Back in 2017, when I chaired the Senate Committee on Commerce, Science, and Transportation, I introduced the American Vision for Safer Transportation Through Advancement of Revolutionary Technologies – or AV START Act – which, if enacted, would provide the U.S. Department of Transportation (DOT) with new tools to safely test and deploy AVs.
AVs will only be able to operate safely when the companies developing them are certain these vehicles can safely react to driving situations we all encounter each day. That is why AV testing is so critical. It ensures AVs are capable of safely navigating roadways and constantly changing traffic conditions. DOT recently launched the Automated Vehicle Transparency and Engagement for Safe Testing, or AV TEST Initiative, to facilitate greater awareness and engagement by industry, consumers, and the general public as AV testing becomes increasingly prevalent across the nation.
While Congress is often slow to react to new technologies, I remain committed to working in a bipartisan manner to ensure a strong legislative framework is put in place to promote the safe deployment of these vehicles. Any AV legislation should preserve the traditional roles of federal and state regulators, build on DOT’s current efforts to update regulatory requirements that were not written with AVs in mind, and continue to expand AV testing and data collection.

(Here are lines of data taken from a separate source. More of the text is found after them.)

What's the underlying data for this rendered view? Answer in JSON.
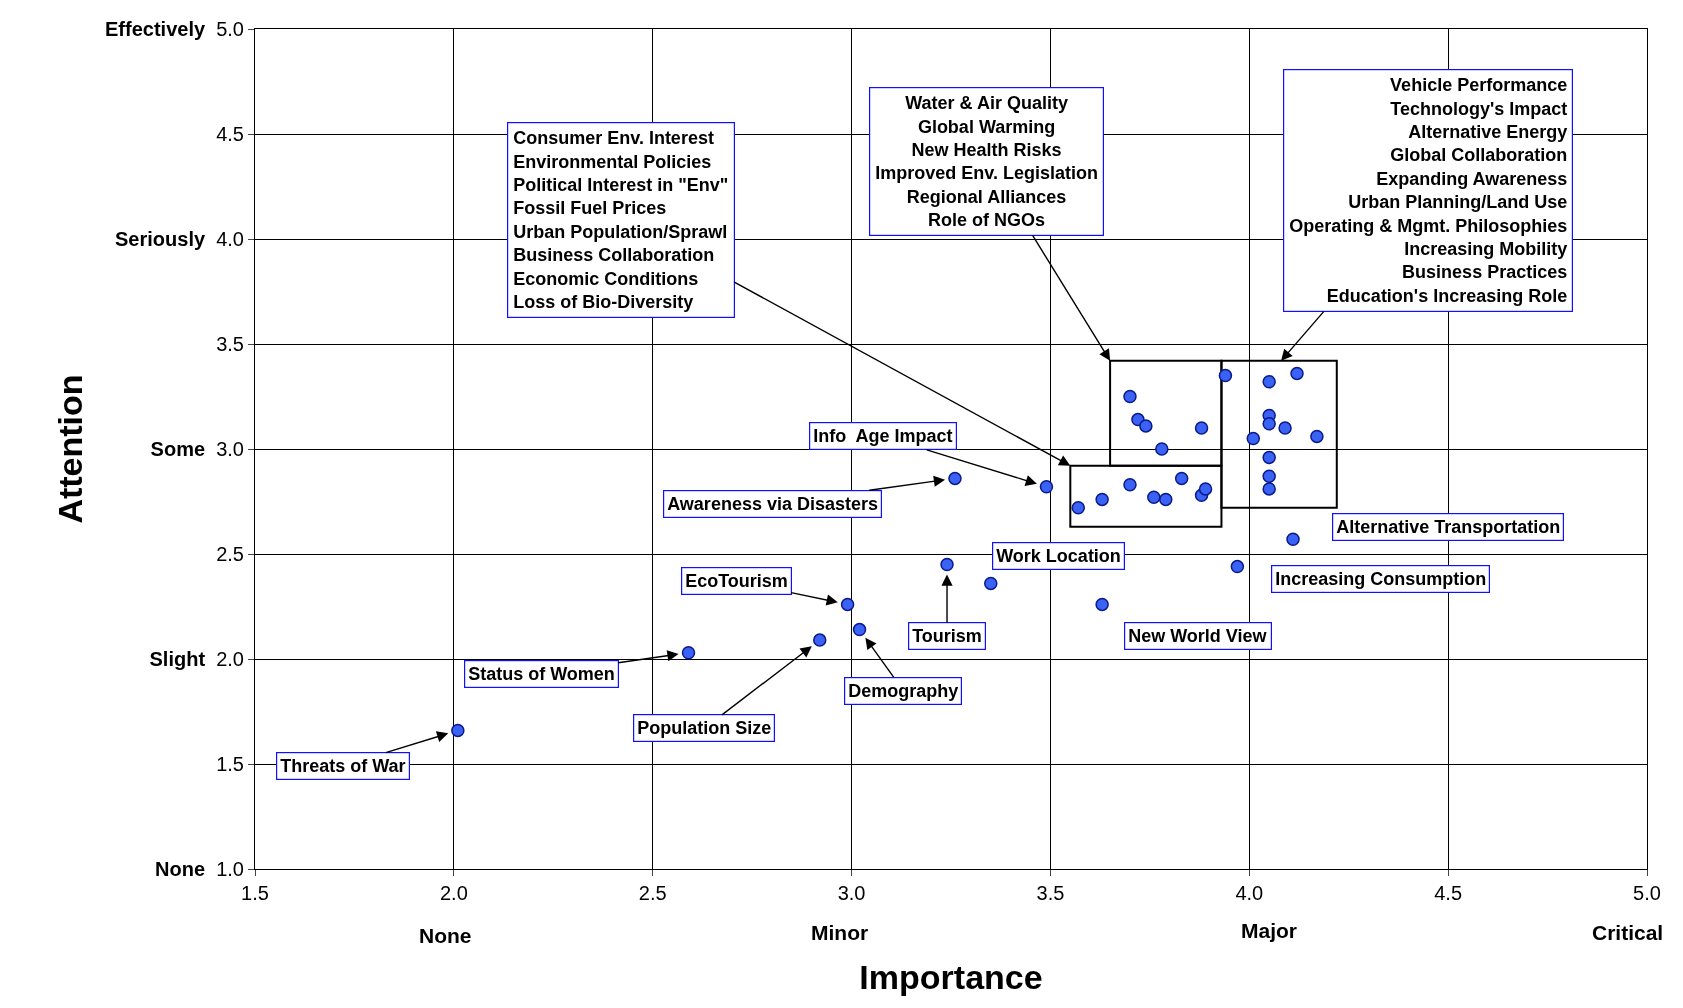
{
  "chart_data": {
    "type": "scatter",
    "xlabel": "Importance",
    "ylabel": "Attention",
    "x": [
      2.01,
      2.59,
      2.92,
      2.99,
      3.02,
      3.24,
      3.35,
      3.26,
      3.49,
      3.63,
      3.97,
      4.11,
      3.57,
      3.63,
      3.7,
      3.76,
      3.79,
      3.83,
      3.88,
      3.89,
      3.7,
      3.72,
      3.74,
      3.78,
      3.88,
      3.94,
      4.05,
      4.12,
      4.05,
      4.05,
      4.09,
      4.01,
      4.17,
      4.05,
      4.05,
      4.05
    ],
    "values": [
      1.66,
      2.03,
      2.09,
      2.26,
      2.14,
      2.45,
      2.36,
      2.86,
      2.82,
      2.26,
      2.44,
      2.57,
      2.72,
      2.76,
      2.83,
      2.77,
      2.76,
      2.86,
      2.78,
      2.81,
      3.25,
      3.14,
      3.11,
      3.0,
      3.1,
      3.35,
      3.32,
      3.36,
      3.16,
      3.12,
      3.1,
      3.05,
      3.06,
      2.96,
      2.87,
      2.81
    ],
    "color": "#3a62f5",
    "marker": "circle",
    "grid": true,
    "xlim": [
      1.5,
      5.0
    ],
    "xticks": [
      1.5,
      {
        "value": 2,
        "label": "2.0"
      },
      2.5,
      {
        "value": 3,
        "label": "3.0"
      },
      3.5,
      {
        "value": 4,
        "label": "4.0"
      },
      4.5,
      {
        "value": 5,
        "label": "5.0"
      }
    ],
    "ylim": [
      1.0,
      5.0
    ],
    "yticks": [
      {
        "value": 1.0,
        "label": "None 1.0"
      },
      1.5,
      {
        "value": 2.0,
        "label": "Slight 2.0"
      },
      2.5,
      {
        "value": 3.0,
        "label": "Some 3.0"
      },
      3.5,
      {
        "value": 4.0,
        "label": "Seriously 4.0"
      },
      4.5,
      {
        "value": 5.0,
        "label": "Effectively 5.0"
      }
    ],
    "annotations": [
      {
        "text": "Threats of War",
        "x": 2.01,
        "y": 1.66
      },
      {
        "text": "Status of Women",
        "x": 2.59,
        "y": 2.03
      },
      {
        "text": "Population Size",
        "x": 2.92,
        "y": 2.09
      },
      {
        "text": "EcoTourism",
        "x": 2.99,
        "y": 2.26
      },
      {
        "text": "Demography",
        "x": 3.02,
        "y": 2.14
      },
      {
        "text": "Tourism",
        "x": 3.24,
        "y": 2.45
      },
      {
        "text": "Awareness via Disasters",
        "x": 3.26,
        "y": 2.86
      },
      {
        "text": "Info  Age Impact",
        "x": 3.49,
        "y": 2.82
      },
      "Work Location",
      "New World View",
      "Increasing Consumption",
      "Alternative Transportation",
      "Consumer Env. Interest\nEnvironmental Policies\nPolitical Interest in \"Env\"\nFossil Fuel Prices\nUrban Population/Sprawl\nBusiness Collaboration\nEconomic Conditions\nLoss of Bio-Diversity",
      "Water & Air Quality\nGlobal Warming\nNew Health Risks\nImproved Env. Legislation\nRegional Alliances\nRole of NGOs",
      "Vehicle Performance\nTechnology's Impact\nAlternative Energy\nGlobal Collaboration\nExpanding Awareness\nUrban Planning/Land Use\nOperating & Mgmt. Philosophies\nIncreasing Mobility\nBusiness Practices\nEducation's Increasing Role",
      "None",
      "Minor",
      "Major",
      "Critical"
    ]
  }
}
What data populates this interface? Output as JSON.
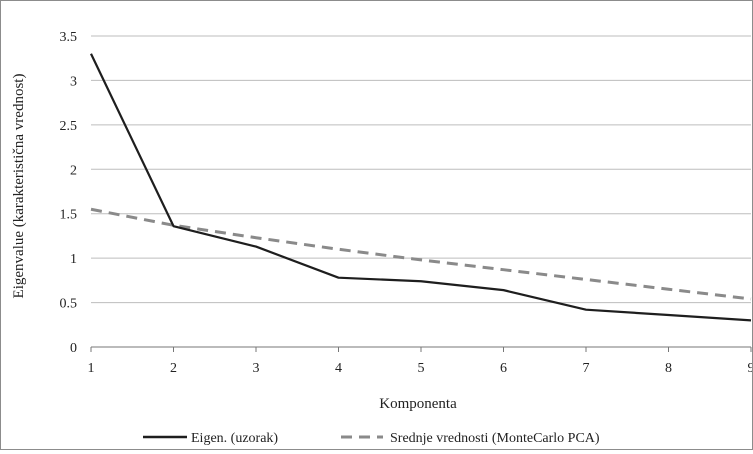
{
  "chart_data": {
    "type": "line",
    "title": "",
    "xlabel": "Komponenta",
    "ylabel": "Eigenvalue (karakteristična vrednost)",
    "xlim": [
      1,
      9
    ],
    "ylim": [
      0,
      3.5
    ],
    "x_ticks": [
      "1",
      "2",
      "3",
      "4",
      "5",
      "6",
      "7",
      "8",
      "9"
    ],
    "y_ticks": [
      "0",
      "0.5",
      "1",
      "1.5",
      "2",
      "2.5",
      "3",
      "3.5"
    ],
    "grid": "horizontal",
    "legend_position": "bottom",
    "x": [
      1,
      2,
      3,
      4,
      5,
      6,
      7,
      8,
      9
    ],
    "series": [
      {
        "name": "Eigen. (uzorak)",
        "values": [
          3.3,
          1.36,
          1.13,
          0.78,
          0.74,
          0.64,
          0.42,
          0.36,
          0.3
        ],
        "color": "#1e1e1e",
        "style": "solid"
      },
      {
        "name": "Srednje vrednosti (MonteCarlo PCA)",
        "values": [
          1.55,
          1.37,
          1.23,
          1.1,
          0.98,
          0.87,
          0.76,
          0.65,
          0.54
        ],
        "color": "#8a8a8a",
        "style": "dashed"
      }
    ]
  }
}
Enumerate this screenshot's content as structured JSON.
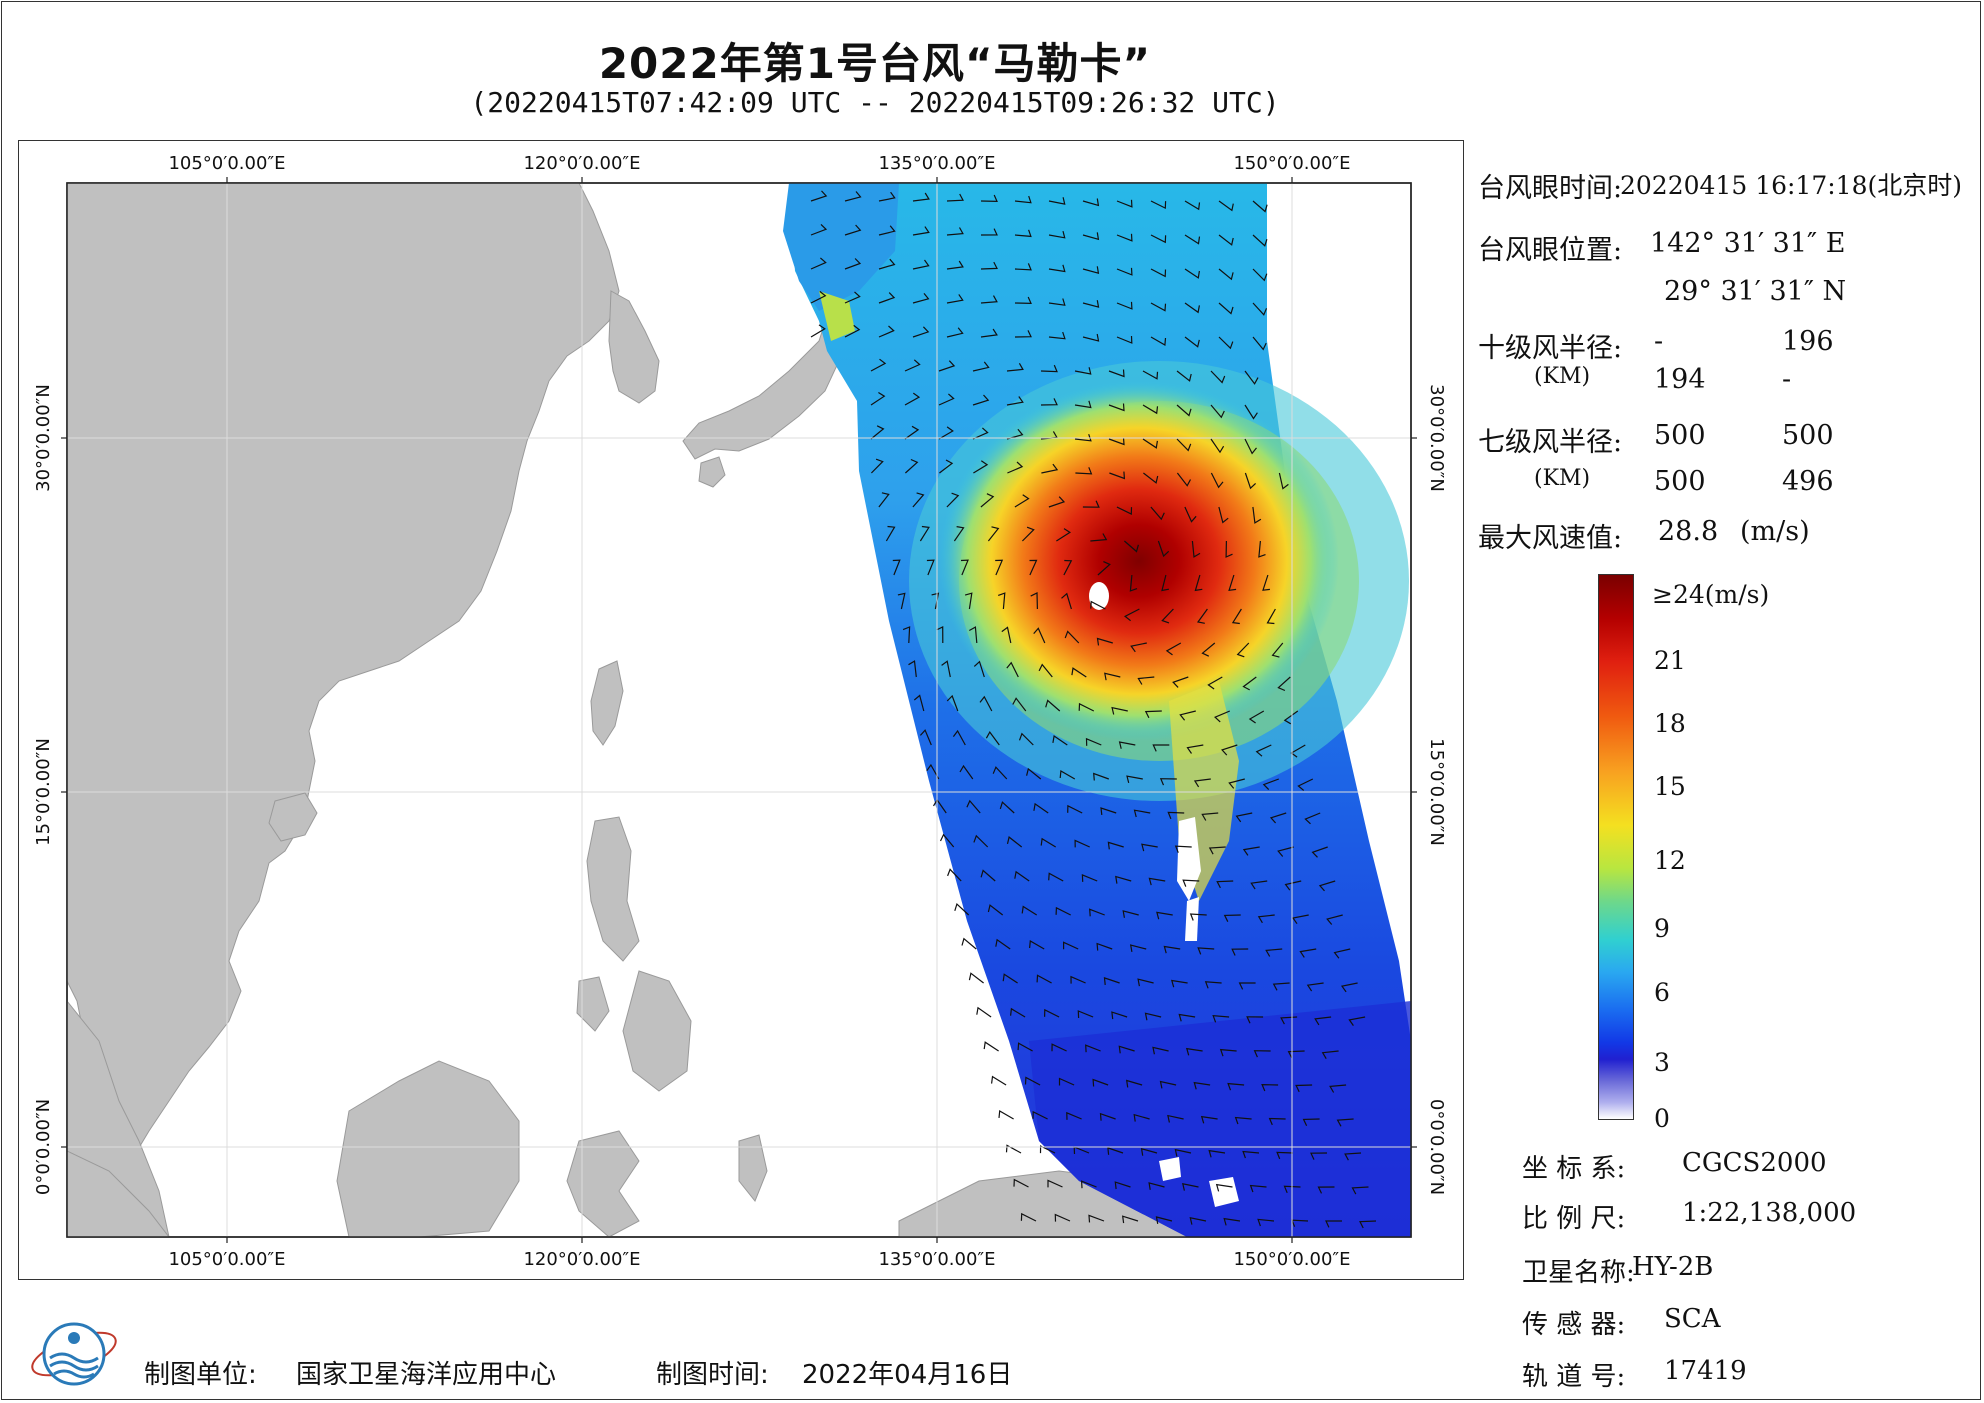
{
  "header": {
    "title": "2022年第1号台风“马勒卡”",
    "subtitle": "(20220415T07:42:09 UTC -- 20220415T09:26:32 UTC)"
  },
  "map": {
    "lon_labels": [
      "105°0′0.00″E",
      "120°0′0.00″E",
      "135°0′0.00″E",
      "150°0′0.00″E"
    ],
    "lat_labels": [
      "30°0′0.00″N",
      "15°0′0.00″N",
      "0°0′0.00″N"
    ],
    "land_color": "#c0c0c0",
    "sea_color": "#ffffff"
  },
  "info": {
    "eye_time_label": "台风眼时间:",
    "eye_time_value": "20220415 16:17:18(北京时)",
    "eye_pos_label": "台风眼位置:",
    "eye_lon": "142° 31′ 31″ E",
    "eye_lat": "29° 31′ 31″ N",
    "r10_label": "十级风半径:",
    "r10_unit": "(KM)",
    "r10_values": [
      "-",
      "196",
      "194",
      "-"
    ],
    "r7_label": "七级风半径:",
    "r7_unit": "(KM)",
    "r7_values": [
      "500",
      "500",
      "500",
      "496"
    ],
    "max_wind_label": "最大风速值:",
    "max_wind_value": "28.8",
    "max_wind_unit": "(m/s)"
  },
  "legend": {
    "labels": [
      "≥24(m/s)",
      "21",
      "18",
      "15",
      "12",
      "9",
      "6",
      "3",
      "0"
    ]
  },
  "meta": {
    "crs_label": "坐 标 系:",
    "crs_value": "CGCS2000",
    "scale_label": "比 例 尺:",
    "scale_value": "1:22,138,000",
    "satellite_label": "卫星名称:",
    "satellite_value": "HY-2B",
    "sensor_label": "传 感 器:",
    "sensor_value": "SCA",
    "orbit_label": "轨 道 号:",
    "orbit_value": "17419"
  },
  "footer": {
    "maker_label": "制图单位:",
    "maker_value": "国家卫星海洋应用中心",
    "date_label": "制图时间:",
    "date_value": "2022年04月16日"
  }
}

I’m optimistic the AV TEST Initiative will encourage the development of advanced solutions to improve vehicle safety, while providing necessary data to inform safe and nationally consistent rules for AVs. Importantly, this initiative will promote engagement by industry stakeholders and the public in the development of AV testing guidelines at the federal level.
This engagement is critical for acceptance of AVs by the general public and to ensure that we can all feel safe around AVs undergoing roadway testing. I’m glad that DOT launched this important initiative, and I look forward to continuing my efforts to harness the safety, quality of life, and economic benefits of this critical emerging technology.